耳边听着奚凌年喉咙中低哑的笑声,霎时所有的宾客目光都看向她,徐梵梨耳尖红得像天边晚霞。
头顶挂着很多灯笼,她鬓角与奚凌年乌发摩擦,有的纠缠在一起。
他这是拿她寻开心?
好玩吗。
发觉了少女眸中的泪光,奚凌年手轻轻遮着她眼睛,随意道:“还是说一下,这位是我夫人,也是我此生唯一的妻子,以后见她如见我,谁若是敢冒犯她便是对我不敬。
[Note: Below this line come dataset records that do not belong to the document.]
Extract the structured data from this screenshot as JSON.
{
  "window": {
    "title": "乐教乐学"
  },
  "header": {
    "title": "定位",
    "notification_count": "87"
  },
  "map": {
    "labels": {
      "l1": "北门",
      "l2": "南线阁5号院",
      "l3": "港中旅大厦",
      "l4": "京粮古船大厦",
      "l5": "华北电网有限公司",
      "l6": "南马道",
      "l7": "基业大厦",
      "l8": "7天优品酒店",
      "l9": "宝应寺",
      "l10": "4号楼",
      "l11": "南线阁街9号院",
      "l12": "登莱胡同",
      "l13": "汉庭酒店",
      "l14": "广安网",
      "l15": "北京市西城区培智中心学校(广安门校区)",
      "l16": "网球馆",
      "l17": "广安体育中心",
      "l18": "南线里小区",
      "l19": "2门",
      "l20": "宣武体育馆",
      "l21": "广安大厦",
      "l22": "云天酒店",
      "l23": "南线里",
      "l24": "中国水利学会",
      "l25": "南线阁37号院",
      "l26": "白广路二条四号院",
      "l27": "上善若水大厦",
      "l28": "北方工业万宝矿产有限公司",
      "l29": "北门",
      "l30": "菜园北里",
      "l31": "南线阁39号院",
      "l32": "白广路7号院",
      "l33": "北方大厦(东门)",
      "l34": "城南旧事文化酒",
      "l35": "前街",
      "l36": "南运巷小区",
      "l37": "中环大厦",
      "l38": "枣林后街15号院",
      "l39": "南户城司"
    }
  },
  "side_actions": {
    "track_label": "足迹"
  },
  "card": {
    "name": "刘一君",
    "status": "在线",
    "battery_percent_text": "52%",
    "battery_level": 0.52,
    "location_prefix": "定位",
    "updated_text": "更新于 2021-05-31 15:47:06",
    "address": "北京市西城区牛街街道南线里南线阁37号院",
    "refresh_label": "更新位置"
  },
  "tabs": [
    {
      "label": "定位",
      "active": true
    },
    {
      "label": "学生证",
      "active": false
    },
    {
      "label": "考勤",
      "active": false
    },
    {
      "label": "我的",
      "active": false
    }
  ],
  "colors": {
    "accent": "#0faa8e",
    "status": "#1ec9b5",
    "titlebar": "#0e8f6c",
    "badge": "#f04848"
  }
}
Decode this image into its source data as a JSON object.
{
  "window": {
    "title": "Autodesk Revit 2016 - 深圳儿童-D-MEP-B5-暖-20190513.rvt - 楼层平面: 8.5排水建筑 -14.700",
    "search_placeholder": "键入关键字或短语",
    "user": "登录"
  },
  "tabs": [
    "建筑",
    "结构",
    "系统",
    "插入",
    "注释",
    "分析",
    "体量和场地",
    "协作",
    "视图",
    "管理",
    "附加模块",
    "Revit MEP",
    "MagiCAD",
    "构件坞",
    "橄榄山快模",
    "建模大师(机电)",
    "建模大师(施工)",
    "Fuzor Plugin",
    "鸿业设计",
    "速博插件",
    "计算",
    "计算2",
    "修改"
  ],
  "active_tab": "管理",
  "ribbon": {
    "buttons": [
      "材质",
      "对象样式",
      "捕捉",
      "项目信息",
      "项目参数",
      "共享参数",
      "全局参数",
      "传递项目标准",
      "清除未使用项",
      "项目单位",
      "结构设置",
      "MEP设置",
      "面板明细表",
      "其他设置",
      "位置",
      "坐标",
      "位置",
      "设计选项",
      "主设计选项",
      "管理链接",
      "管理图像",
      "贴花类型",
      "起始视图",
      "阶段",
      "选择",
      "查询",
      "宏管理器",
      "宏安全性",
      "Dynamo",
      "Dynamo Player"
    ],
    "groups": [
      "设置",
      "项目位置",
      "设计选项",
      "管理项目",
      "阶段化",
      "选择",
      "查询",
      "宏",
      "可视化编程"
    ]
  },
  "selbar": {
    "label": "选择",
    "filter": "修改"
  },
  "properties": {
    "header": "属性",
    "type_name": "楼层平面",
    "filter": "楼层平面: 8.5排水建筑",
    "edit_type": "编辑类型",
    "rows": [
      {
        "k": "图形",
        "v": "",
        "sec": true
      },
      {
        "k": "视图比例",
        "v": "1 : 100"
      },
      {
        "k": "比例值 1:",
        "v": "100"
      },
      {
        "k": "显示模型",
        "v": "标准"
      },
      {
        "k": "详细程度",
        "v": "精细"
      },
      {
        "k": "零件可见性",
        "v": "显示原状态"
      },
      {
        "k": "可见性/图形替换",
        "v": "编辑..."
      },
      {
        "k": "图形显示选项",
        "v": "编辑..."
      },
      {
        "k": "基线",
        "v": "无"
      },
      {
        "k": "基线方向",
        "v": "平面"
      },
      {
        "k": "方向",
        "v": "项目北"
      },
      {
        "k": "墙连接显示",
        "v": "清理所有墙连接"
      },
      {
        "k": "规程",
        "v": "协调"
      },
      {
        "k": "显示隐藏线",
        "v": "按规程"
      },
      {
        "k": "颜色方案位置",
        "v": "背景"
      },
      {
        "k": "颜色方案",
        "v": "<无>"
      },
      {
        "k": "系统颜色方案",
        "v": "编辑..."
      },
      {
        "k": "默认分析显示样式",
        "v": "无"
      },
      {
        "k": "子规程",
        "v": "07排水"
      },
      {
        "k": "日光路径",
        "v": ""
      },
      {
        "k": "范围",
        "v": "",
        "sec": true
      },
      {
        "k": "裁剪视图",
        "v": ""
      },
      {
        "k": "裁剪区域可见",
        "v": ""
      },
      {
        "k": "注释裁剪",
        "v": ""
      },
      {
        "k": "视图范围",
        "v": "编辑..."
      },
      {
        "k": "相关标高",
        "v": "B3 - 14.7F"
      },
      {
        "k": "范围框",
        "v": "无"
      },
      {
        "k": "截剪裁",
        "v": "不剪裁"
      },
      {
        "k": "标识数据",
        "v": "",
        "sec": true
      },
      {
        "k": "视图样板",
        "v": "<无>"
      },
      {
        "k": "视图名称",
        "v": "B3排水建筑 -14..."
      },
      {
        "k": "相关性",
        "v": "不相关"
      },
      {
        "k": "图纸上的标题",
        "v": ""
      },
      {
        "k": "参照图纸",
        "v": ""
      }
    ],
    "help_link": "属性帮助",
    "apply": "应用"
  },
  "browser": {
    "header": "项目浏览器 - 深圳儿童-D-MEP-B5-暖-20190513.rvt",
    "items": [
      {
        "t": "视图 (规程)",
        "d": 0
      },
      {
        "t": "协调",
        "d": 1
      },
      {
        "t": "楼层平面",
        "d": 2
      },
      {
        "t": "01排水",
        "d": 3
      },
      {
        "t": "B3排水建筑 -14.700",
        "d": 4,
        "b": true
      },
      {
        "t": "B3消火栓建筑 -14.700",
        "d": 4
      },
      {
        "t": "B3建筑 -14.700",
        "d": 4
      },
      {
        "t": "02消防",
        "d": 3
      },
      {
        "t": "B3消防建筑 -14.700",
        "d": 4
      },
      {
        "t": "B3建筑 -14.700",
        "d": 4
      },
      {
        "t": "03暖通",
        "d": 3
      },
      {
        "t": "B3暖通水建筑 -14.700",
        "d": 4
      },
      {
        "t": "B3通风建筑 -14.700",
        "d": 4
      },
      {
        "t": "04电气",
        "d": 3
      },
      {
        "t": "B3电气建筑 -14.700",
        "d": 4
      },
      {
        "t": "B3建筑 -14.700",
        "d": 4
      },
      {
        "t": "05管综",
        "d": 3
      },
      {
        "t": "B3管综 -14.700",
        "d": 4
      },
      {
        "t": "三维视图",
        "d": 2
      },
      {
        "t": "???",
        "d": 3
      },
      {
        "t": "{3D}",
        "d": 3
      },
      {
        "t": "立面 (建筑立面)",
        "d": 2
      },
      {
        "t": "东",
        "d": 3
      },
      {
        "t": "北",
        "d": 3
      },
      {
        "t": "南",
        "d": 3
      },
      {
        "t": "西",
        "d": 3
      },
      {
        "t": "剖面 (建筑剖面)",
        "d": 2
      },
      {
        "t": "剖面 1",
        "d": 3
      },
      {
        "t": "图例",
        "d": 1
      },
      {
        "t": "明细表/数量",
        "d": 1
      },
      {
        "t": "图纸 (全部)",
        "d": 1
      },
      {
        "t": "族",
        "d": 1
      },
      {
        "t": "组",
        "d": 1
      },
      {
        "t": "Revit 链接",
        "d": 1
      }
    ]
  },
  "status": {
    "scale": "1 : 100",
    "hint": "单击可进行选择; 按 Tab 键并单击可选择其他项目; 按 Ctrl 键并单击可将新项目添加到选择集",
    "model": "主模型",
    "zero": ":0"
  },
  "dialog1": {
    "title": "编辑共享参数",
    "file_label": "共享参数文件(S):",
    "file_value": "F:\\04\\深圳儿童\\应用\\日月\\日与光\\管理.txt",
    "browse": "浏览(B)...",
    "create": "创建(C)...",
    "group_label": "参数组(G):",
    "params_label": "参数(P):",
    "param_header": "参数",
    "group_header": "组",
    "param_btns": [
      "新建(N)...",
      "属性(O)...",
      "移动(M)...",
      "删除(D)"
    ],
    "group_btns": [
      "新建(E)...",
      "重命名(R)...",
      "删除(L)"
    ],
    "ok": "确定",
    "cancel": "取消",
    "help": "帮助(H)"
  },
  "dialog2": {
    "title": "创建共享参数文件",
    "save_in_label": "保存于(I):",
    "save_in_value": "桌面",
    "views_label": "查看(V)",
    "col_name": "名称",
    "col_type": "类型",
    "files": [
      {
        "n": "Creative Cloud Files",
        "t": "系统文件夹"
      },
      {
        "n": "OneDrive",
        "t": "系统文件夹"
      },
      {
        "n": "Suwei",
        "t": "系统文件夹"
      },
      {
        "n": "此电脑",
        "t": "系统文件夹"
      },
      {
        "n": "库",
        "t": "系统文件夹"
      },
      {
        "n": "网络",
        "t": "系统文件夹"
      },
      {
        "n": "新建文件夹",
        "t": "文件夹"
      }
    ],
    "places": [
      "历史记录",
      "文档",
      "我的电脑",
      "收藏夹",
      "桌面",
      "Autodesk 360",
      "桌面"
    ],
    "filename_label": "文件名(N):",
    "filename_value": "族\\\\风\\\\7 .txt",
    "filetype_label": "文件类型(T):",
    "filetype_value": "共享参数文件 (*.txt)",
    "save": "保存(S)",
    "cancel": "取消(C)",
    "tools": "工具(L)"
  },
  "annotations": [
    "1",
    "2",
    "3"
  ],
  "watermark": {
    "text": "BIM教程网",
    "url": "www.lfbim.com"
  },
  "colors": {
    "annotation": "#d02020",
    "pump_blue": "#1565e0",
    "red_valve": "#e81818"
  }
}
”
那一瞬间,两人的心跳声充耳可闻。
徐梵梨睁大眼,他下颚角在渐晚的暮色中格外清晰,月亮慢慢上升。
她现在失去了镇国公府的倚仗可以说对奚凌年之后争霸也毫无用处,而他本身官爵加身,封地又在偏安一隅的嘉南,说这些话图什么啊。
“奚凌年,”徐梵梨咬牙低声提醒,对方装作没听见,变戏法似的从身后拿出一串糖葫芦。
奚凌年吊儿郎当道:“怎么?还被为夫感动到了?”
徐梵梨微微一愣,手中多了一串糖葫芦,就听他漫不经心道:“以后想要什么跟我讲就是,江山还是首饰我都给你打下,我的意思是,嫁给我你不吃亏。”
有人看出了徐梵梨头上簪子的不凡,差点惊呼出声:“这不是西域黑墨玉!仅一个耳坠的料子就能亏空你我半数家产,这,这竟然还是一根簪子!小侯爷这也是真上心了啊。”
“可不是,那上面雕花很大概率是出自一位隐世工匠之手,很是珍奇,真的是暴遣天物啊!”
徐梵梨没想到这东西这么贵重,他却眼都不眨就送给她,低声道:“你先放开我。”